Our associate producer Heather Marie loves meal trains. She has a few hot tips for making them effective as an organizer, recipient, or giver.
Space out the days you want food deliveries to avoid amassing leftovers. Scheduling them every 2-3 days (or more) gives the recipient enough time to finish a dish.
Give gift cards for restaurants or delivery services so the recipient can choose what they want to eat. This avoids any awkwardness if the dog gets the casserole you left them.
When setting up a meal train, be specific about the foods you do and don’t want, and any preparations people should be aware of. Not everyone will know you’re a lactose intolerant pescatarian who can’t eat anything spicier than a Chipotle burrito bowl.

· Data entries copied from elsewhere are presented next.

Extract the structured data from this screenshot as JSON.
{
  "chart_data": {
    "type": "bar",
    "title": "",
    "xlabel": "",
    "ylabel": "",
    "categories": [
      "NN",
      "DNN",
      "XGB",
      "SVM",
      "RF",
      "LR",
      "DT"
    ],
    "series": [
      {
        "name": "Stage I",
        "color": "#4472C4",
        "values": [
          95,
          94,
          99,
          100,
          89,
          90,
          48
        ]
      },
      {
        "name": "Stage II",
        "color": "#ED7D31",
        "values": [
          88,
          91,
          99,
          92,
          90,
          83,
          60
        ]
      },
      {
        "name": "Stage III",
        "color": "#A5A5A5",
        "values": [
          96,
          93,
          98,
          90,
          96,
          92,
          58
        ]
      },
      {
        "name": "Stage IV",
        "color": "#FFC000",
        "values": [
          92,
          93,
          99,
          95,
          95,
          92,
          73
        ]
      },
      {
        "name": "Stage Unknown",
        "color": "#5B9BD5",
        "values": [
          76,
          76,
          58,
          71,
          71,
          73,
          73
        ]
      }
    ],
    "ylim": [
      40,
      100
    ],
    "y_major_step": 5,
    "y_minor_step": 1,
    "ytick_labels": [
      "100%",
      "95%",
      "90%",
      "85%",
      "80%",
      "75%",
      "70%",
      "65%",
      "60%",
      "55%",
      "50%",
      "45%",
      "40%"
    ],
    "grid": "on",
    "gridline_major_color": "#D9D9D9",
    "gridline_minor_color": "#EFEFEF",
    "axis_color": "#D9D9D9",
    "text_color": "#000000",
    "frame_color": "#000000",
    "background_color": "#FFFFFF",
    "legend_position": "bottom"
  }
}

Have someone else organize it for you. There’s little a meal train recipient needs more than dealing with logistics.
Invite participants from a broader community. Many synagogues and local organizations have groups dedicated to helping others in need who will rally around recipients like Shelly’s community rallied around her.
If you’re really not into meal trains, offer to do things like pick up groceries, make a pharmacy run, babysit, take them (or their dog) for a walk, give rides, scoop litter, do the dishes and laundry, clean the house, or other life tasks that can feel overwhelming on a good day.

That’s all for us this week. Remember to share your thoughts in the comments, send us your questions, and donate.
Shabbat Shalom, Chutzsquad. May you do an act of kindness for someone in your community.




Maybe this is a more popular opinion than I expected, but I think meal trains are more of a burden than anything. My wife had a big surgery in May and someone wanted to organize a meal train. By organize, that mostly meant asking me for approval on everything, including the purpose-built website she used, menus, and even who would come which day. Then we had to be ready for someone different to visit every single day, which means keeping the house presentable and even managing medication schedules so everyone is conscious for that delivery. On the other hand, the person who signed up for day five and then emailed me a DoorDash giftcard is an absolute saint.
Either everyone needs knowledge of the family and to have really good boundaries, or there needs to be a single person who organizes it and maintains those boundaries on their behalf. Otherwise, it is a burden for the family to have to step in on organization in a time of need.